Pokemon Tricked Me Into Learning Braille

More than ten years ago, I got my first Pokemon game on the Gameboy Advance — Pokemon Ruby. Between sneaking it into school, playing on the bus on the way home and using every spare minute on long car trips hunting for and catching Pokemon, Ruby was the first game that I put more than 100 hours into playing. Little did I know at the time, it also taught me how to read Braille.

Anyone who has ever endeavoured to complete their Pokedex in Ruby or Sapphire (or Emerald, or Omega Ruby, or Alpha Sapphire) will have encountered the intricate puzzles that the player must solve in order to catch three of the rarer legendary Pokemon in the game — Regice, Registeel and Regirock.

For those who aren’t a completionist like me, it goes a little like this: the chain of events that leads to catching these three Pokemon begins in the Sealed Chamber, a secret room accessible by using the move ‘dive’ in a certain spot in the middle of the ocean. Here we encounter our first Braille message — or ‘Pokemon dot language’, according to Google’s related search terms.

Each Braille message tells you to do something in order to progress to the next section — it could be anything from using dig in a certain spot to having two particular Pokemon in your party. The only common thread was that they were fairly obscure instructions, not something you’d be likely to happen upon by accident. Naturally, they demanded translating.

Back when I first played the game it was possible — though not common — to look up game walkthroughs and cheats on the internet. So I worked through those puzzles the old-fashioned way — with a pencil and paper. One of the mysterious stone tablets in the Sealed Chamber supplied the entire alphabet in Braille, and from there it was pretty easy to create a guide for translating the rest of the messages.

And translate them I did, including the (relatively) huge, 144 character message that wasn’t even related to any of the puzzles, but simply added a juicy bit of lore about the legendaries I was about to catch. I translated that one just because I could. By the end of that little puzzle section, I had referred back to my translation chart so many times that I could read the ‘dot language’ without actually looking at it. The puzzle had been such a fun one that a nerd like me wished there were more puzzles in my Pokemon game that would let me use my knowledge of the dot language again.

It would have been only a week or so later when I encountered the dot language again — only this time it wasn’t in the game. This time, it was on a sign at the train station that I was reading as I waited for my train home. I was amazed to realise that I could decipher the entire thing, thanks to Pokemon.
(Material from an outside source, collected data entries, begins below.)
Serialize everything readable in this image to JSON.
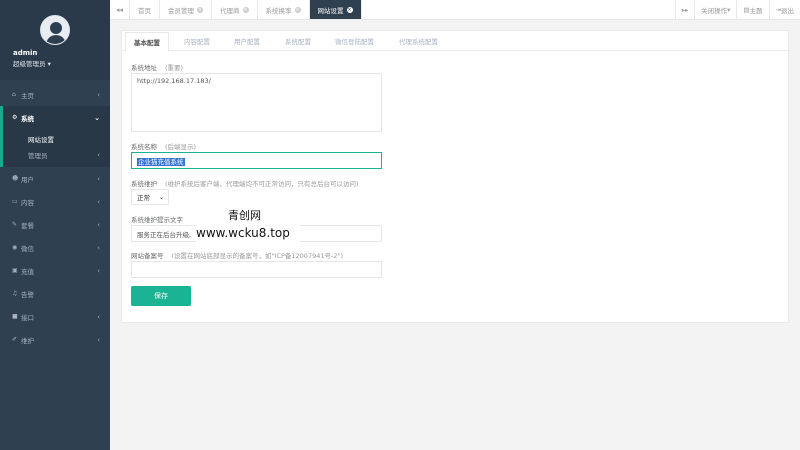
{
  "sidebar": {
    "user": {
      "name": "admin",
      "role": "超级管理员"
    },
    "items": [
      {
        "label": "主页",
        "icon": "home-icon"
      },
      {
        "label": "系统",
        "icon": "gears-icon"
      },
      {
        "label": "用户",
        "icon": "users-icon"
      },
      {
        "label": "内容",
        "icon": "inbox-icon"
      },
      {
        "label": "套餐",
        "icon": "edit-icon"
      },
      {
        "label": "微信",
        "icon": "wechat-icon"
      },
      {
        "label": "充值",
        "icon": "cart-icon"
      },
      {
        "label": "告警",
        "icon": "bell-icon"
      },
      {
        "label": "接口",
        "icon": "plug-icon"
      },
      {
        "label": "维护",
        "icon": "wrench-icon"
      }
    ],
    "subitems": [
      {
        "label": "网站设置"
      },
      {
        "label": "管理员"
      }
    ]
  },
  "topbar": {
    "tabs": [
      {
        "label": "首页"
      },
      {
        "label": "会员管理"
      },
      {
        "label": "代理商"
      },
      {
        "label": "系统换率"
      },
      {
        "label": "网站设置"
      }
    ],
    "close_ops": "关闭操作",
    "theme": "主题",
    "logout": "退出"
  },
  "panel_tabs": [
    "基本配置",
    "内容配置",
    "用户配置",
    "系统配置",
    "微信登陆配置",
    "代理系统配置"
  ],
  "form": {
    "site_url_label": "系统地址",
    "site_url_hint": "(重要)",
    "site_url_value": "http://192.168.17.183/",
    "site_name_label": "系统名称",
    "site_name_hint": "(后端显示)",
    "site_name_value": "企业猫充值系统",
    "maintenance_label": "系统维护",
    "maintenance_hint": "(维护系统后客户端、代理端均不可正常访问，只有总后台可以访问)",
    "maintenance_value": "正常",
    "maint_text_label": "系统维护提示文字",
    "maint_text_value": "服务正在后台升级,",
    "icp_label": "网站备案号",
    "icp_hint": "(设置在网站底部显示的备案号，如\"ICP备12007941号-2\")",
    "icp_value": "",
    "save_label": "保存"
  },
  "watermark": {
    "line1": "青创网",
    "line2": "www.wcku8.top"
  }
}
Later Pokemon games FireRed and LeafGreen also used Braille for a couple of puzzles, and this time the game came with a Braille chart and a short message explaining that the language would be used in the game: “During your adventure you may see some special patterns (dots) on the screen. These special patterns are called ‘Braille’. You might discover more Pokemon secrets if you learn to decode Braille.

If you look closely and pay attention, you might even see Braille in your home town!” While the latter sentence led to a number of players combing through Pallet Town in hopes of a secret Braille message, it was referring to the exact experience that I had had — finding and reading Braille in my real life hometown.

When I was going through school, ‘gamification’ wasn’t a buzzword, but it was already integrated throughout the school system. Every second skill that we were meant to learn had been clumsily shoved into a game, most of which ended up a more painful way to learn than doing it the old-fashioned way. But while zombies couldn’t make me learn to type, and space invaders couldn’t force me to like maths, Pokemon still managed to trick me into learning Braille.